Harlan probably owes internationally renowned singer, actor and black activist Paul Robeson for steering Sherman Howard back to Chicago after his NFL career ended. Robeson, whom he’d met in New York while playing with the New York Yankees football club, urged him to return to Chicago to “give back to the community.” Mr. Howard started Harlan’s football team in 1960 and was the school’s only football coach when he retired in 1985.

“He cared about us as if we were his children,” said attorney Charles B. Sklarsky (’64) of the soft-spoken coach. “He’s one of my heroes.”

Born in New Orleans, Mr. Howard grew up near Bronzeville, where heavyweight boxing champ Jack Johnson gave the young people inspirational speeches and Olympian Jesse Owens shared tips on running track. After graduating from Wendell Phillips High School, where he was a star in three sports, Mr. Howard played football for the University of Iowa and the University of Nevada. According to a University of Nevada publication, he was the first black player to ever play in a college football game in the state of Oklahoma between two predominantly white universities.

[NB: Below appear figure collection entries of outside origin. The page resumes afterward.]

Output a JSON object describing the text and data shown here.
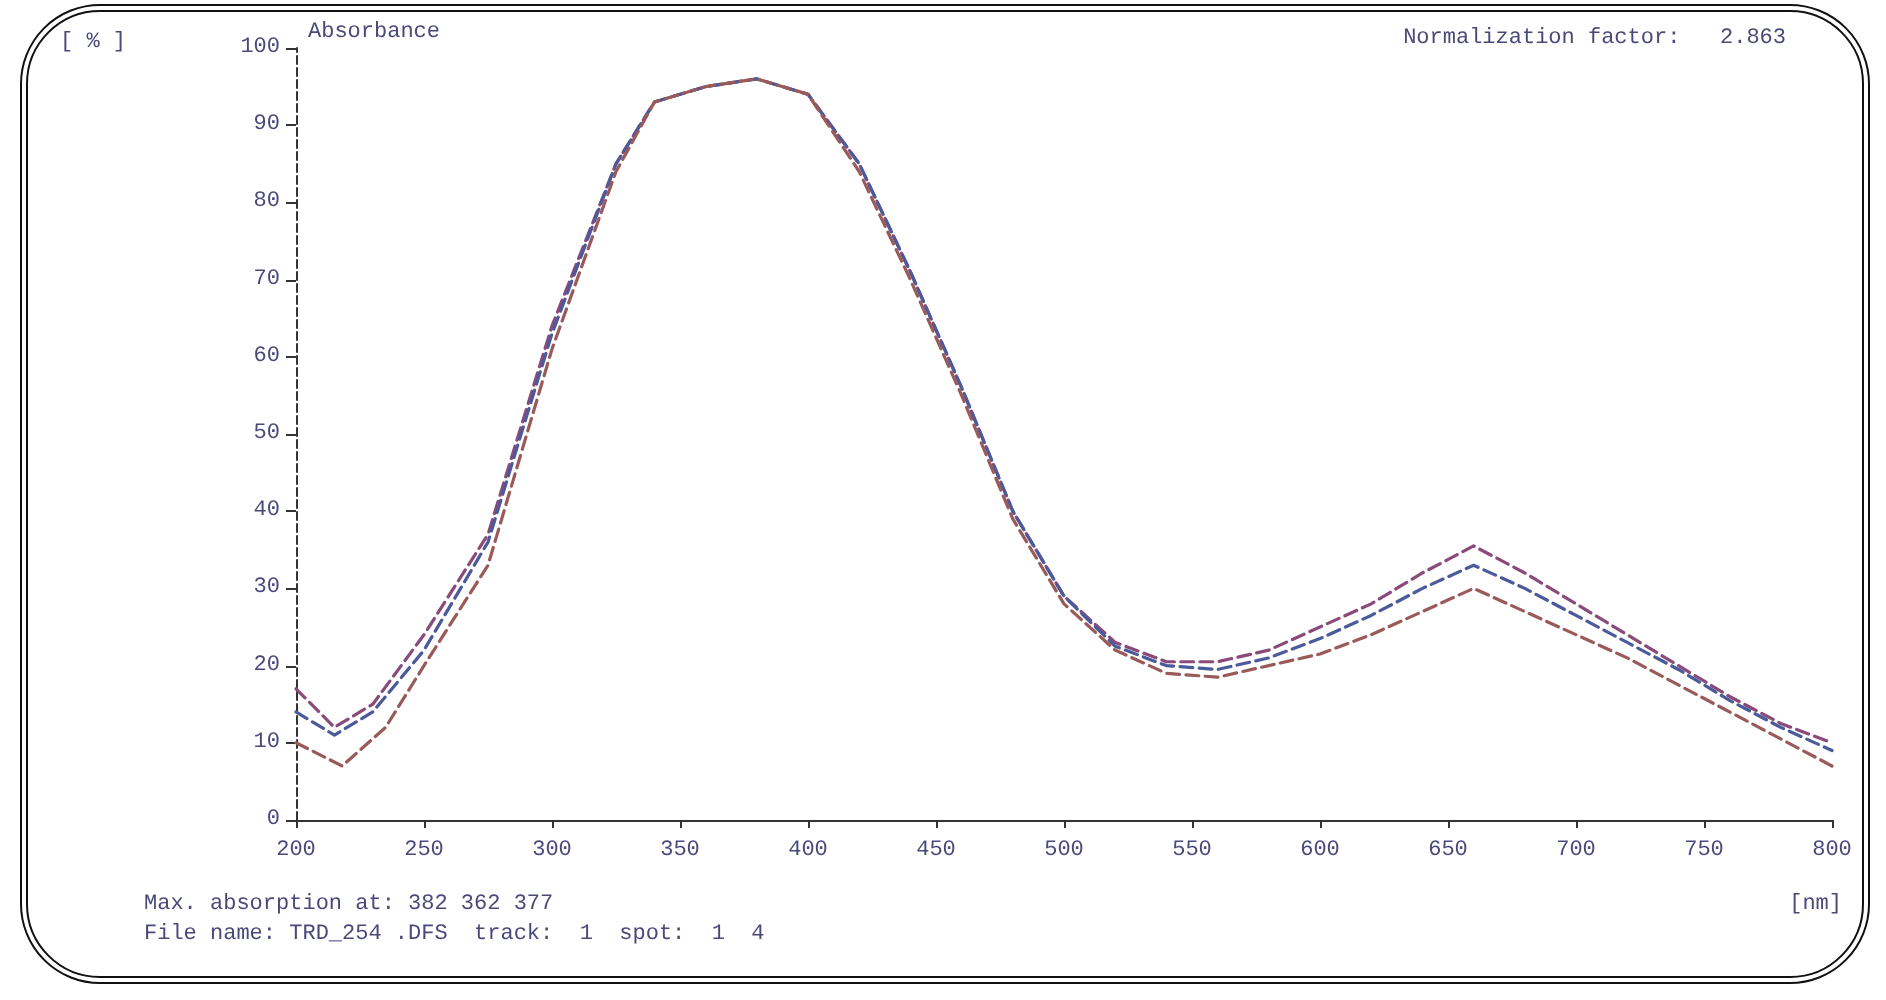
{
  "chart_data": {
    "type": "line",
    "ylabel": "Absorbance",
    "xlabel": "[nm]",
    "annotations": [
      "[ % ]",
      "Normalization factor:   2.863",
      "Max. absorption at: 382 362 377",
      "File name: TRD_254 .DFS  track:  1  spot:  1  4"
    ],
    "xlim": [
      200,
      800
    ],
    "xticks": [
      200,
      250,
      300,
      350,
      400,
      450,
      500,
      550,
      600,
      650,
      700,
      750,
      800
    ],
    "ylim": [
      0,
      100
    ],
    "yticks": [
      0,
      10,
      20,
      30,
      40,
      50,
      60,
      70,
      80,
      90,
      100
    ],
    "grid": false,
    "marker": "none",
    "line_style": "dashed",
    "series": [
      {
        "color": "#8a4a7a",
        "x": [
          200,
          215,
          230,
          250,
          275,
          300,
          325,
          340,
          360,
          380,
          400,
          420,
          440,
          460,
          480,
          500,
          520,
          540,
          560,
          580,
          600,
          620,
          640,
          660,
          680,
          700,
          720,
          740,
          760,
          780,
          800
        ],
        "values": [
          17,
          12,
          15,
          24,
          37,
          64,
          85,
          93,
          95,
          96,
          94,
          85,
          71,
          56,
          40,
          29,
          23,
          20.5,
          20.5,
          22,
          25,
          28,
          32,
          35.5,
          32,
          28,
          24,
          20,
          16,
          12.5,
          10
        ]
      },
      {
        "color": "#4a5a9a",
        "x": [
          200,
          215,
          230,
          250,
          275,
          300,
          325,
          340,
          360,
          380,
          400,
          420,
          440,
          460,
          480,
          500,
          520,
          540,
          560,
          580,
          600,
          620,
          640,
          660,
          680,
          700,
          720,
          740,
          760,
          780,
          800
        ],
        "values": [
          14,
          11,
          14,
          22,
          36,
          63,
          85,
          93,
          95,
          96,
          94,
          85,
          71,
          56,
          40,
          29,
          22.5,
          20,
          19.5,
          21,
          23.5,
          26.5,
          30,
          33,
          30,
          26.5,
          23,
          19.5,
          15.5,
          12,
          9
        ]
      },
      {
        "color": "#9a5a5a",
        "x": [
          200,
          218,
          235,
          250,
          275,
          300,
          325,
          340,
          360,
          380,
          400,
          420,
          440,
          460,
          480,
          500,
          520,
          540,
          560,
          580,
          600,
          620,
          640,
          660,
          680,
          700,
          720,
          740,
          760,
          780,
          800
        ],
        "values": [
          10,
          7,
          12,
          20,
          33,
          61,
          84,
          93,
          95,
          96,
          94,
          84,
          70,
          55,
          39,
          28,
          22,
          19,
          18.5,
          20,
          21.5,
          24,
          27,
          30,
          27,
          24,
          21,
          17.5,
          14,
          10.5,
          7
        ]
      }
    ]
  }
}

Mr. Howard’s professional football career began in New York, where future Dallas Cowboys coach Tom Landry was a teammate and trailblazer Jackie Robinson of the Brooklyn Dodgers was a mentor. He later played in Cleveland, where the team’s namesake, Paul Brown, was one of his coaches.

Mr. Howard was one of the NFL’s oldest living Black former players when he died in 2019, at the age of 95.